The daylight air battles over the south of England intensified yesterday, as these headlines from the Manchester Guardian (5) show. The RAF shot down 24 enemy aircraft while losing 12 of its own (4 of the pilots are safe). Churchill visited the south-east coast and saw some of the action. He was driven out from Dover to inspect the site of one crashed fighter:

An officer saluted as the Premier drove up. "Is it one of theirs or one of ours?" asked Mr Churchill, indicating the still-burning wreckage. "One of theirs, sir," replied the officer. "Good," exclaimed Mr. Churchill. "That's another one off the list."


Away from the headlines, The Times and the Manchester Guardian both report on two London events, one a Rotary luncheon and the other, I would guess, a background briefing by officials of the Air Ministry or perhaps the Ministry of Economic Warfare.

The luncheon speech was given by Air Chief Marshal Sir Robert Brooke-Popham, an RFC veteran who had been in charge of Britain's air defences in the 1920s and again in the 1930s, and who had joined up again upon the outbreak of war after a spell as Governor of Kenya. Yesterday he spoke on 'factors in air superiority', a very timely topic indeed. I'll quote from the account in The Times (2) as it is fuller. Some of those factors are intangible: Brooke-Popham believed that Britain's airmen were 'fighting for the same things as Chaucer's "veray parfit gentil knight" loved' and it was this which enabled them to fight 'against odds of four or five to one under all conditions'.

He would venture to prophesy that when historians had had time to catch up with events and write a history of the present war they would find that not least of the causes of Hitler's defeat was our airman's faith in the cause for which he fought.

Then there were technical factors, numbers ('We had got to give numbers to the Germans for the present'), strategy and so on; Brooke-Popham had spent much of the last eleven months in Canada and South Africa working on the Empire Air Training Scheme and was of the opinion that 'We were definitely ahead of the Germans in our training system'.

Brooke-Popham warned against the danger of 'pressing for local defence by aeroplanes': just because a particular city or town couldn't see the RAF overhead doesn't mean it isn't being defended.

Aeroplanes proceeding to attack Oxford might be brought down in Sussex by a squadron stationed in Kent, and probably the best defence for Derby would be a bomber squadron in Norfolk which attacked aircraft factories at Dessau. They could not treat aeroplanes like toy butterflies which they whirled round their heads with a string.

Indeed, he fully supported Lord Trenchard's views on 'fighters and bombers', as recently stated in a letter to The Times.

The fighter was strategically defensive, and to win a war they had got to be offensive. That was the job of the bomber. They had got to keep on hitting, and that made him wish sometimes that people would remember who was carrying out the offensive. They had got all sorts of Spitfire and Hurricane funds; why not have a Hampden or Stirling fund?

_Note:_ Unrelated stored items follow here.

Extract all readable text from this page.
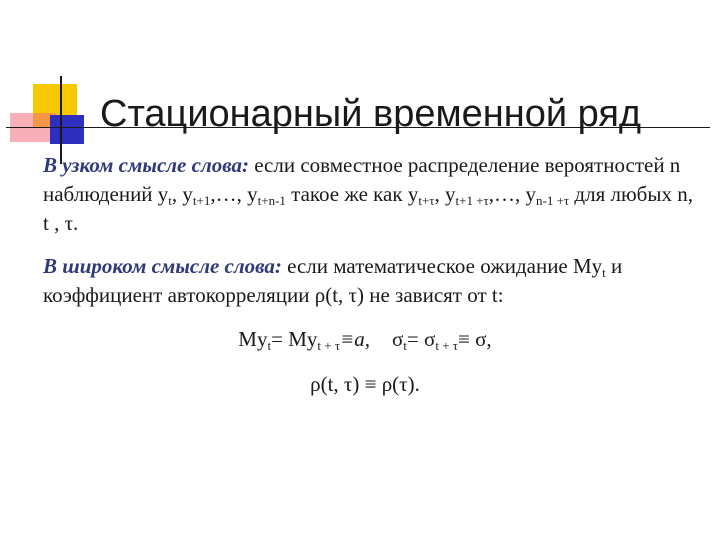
Стационарный временной ряд

В узком смысле слова: если совместное распределение вероятностей n наблюдений $y_t$, $y_{t+1},\dots$, $y_{t+n-1}$ такое же как $y_{t+\tau}$, $y_{t+1 +\tau},\dots$, $y_{n-1 +\tau}$ для любых n, t , τ.

В широком смысле слова: если математическое ожидание $My_t$ и коэффициент автокорреляции ρ(t, τ) не зависят от t:

$My_t= My_{t + \tau}\equiv a$, $\sigma_t= \sigma_{t + \tau}\equiv \sigma$,

ρ(t, τ) ≡ ρ(τ).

The chairman took the hint and duly opened a fund for the purchase of a bomber.

Brooke-Popham's emphasis on the importance of the bomber is reaffirmed in the other story common to both papers today, the one quoting anonymous 'Experts on Germany's economic system', as the Manchester Guardian described them (6). (I'll quote the Guardian this time because it's shorter and punchier!) Said system has been 'seriously affected' by RAF bombing.

The moral of the workers too is suffering from repeated raids, and -- consolation of thousands who have spent disturbed nights in London -- industrial workers in the Ruhr have been going to bed at 6 p.m. to get some sleep.

Some details are given of damage to Germany's transport networks -- railways as well as ports and canals -- and to aircraft and synthetic oil production. This leads to what is, perhaps, the most heartening point:

The production of oil in Europe, excluding Russia, in 1940 is estimated to be 11,280,000 tons, and as Germany and the territories she now occupies consumed 20,000,000 in a peace-time year, 1938, its difficulty now that supplies from abroad have been cut off can be assessed.

So, all over by Christmas then?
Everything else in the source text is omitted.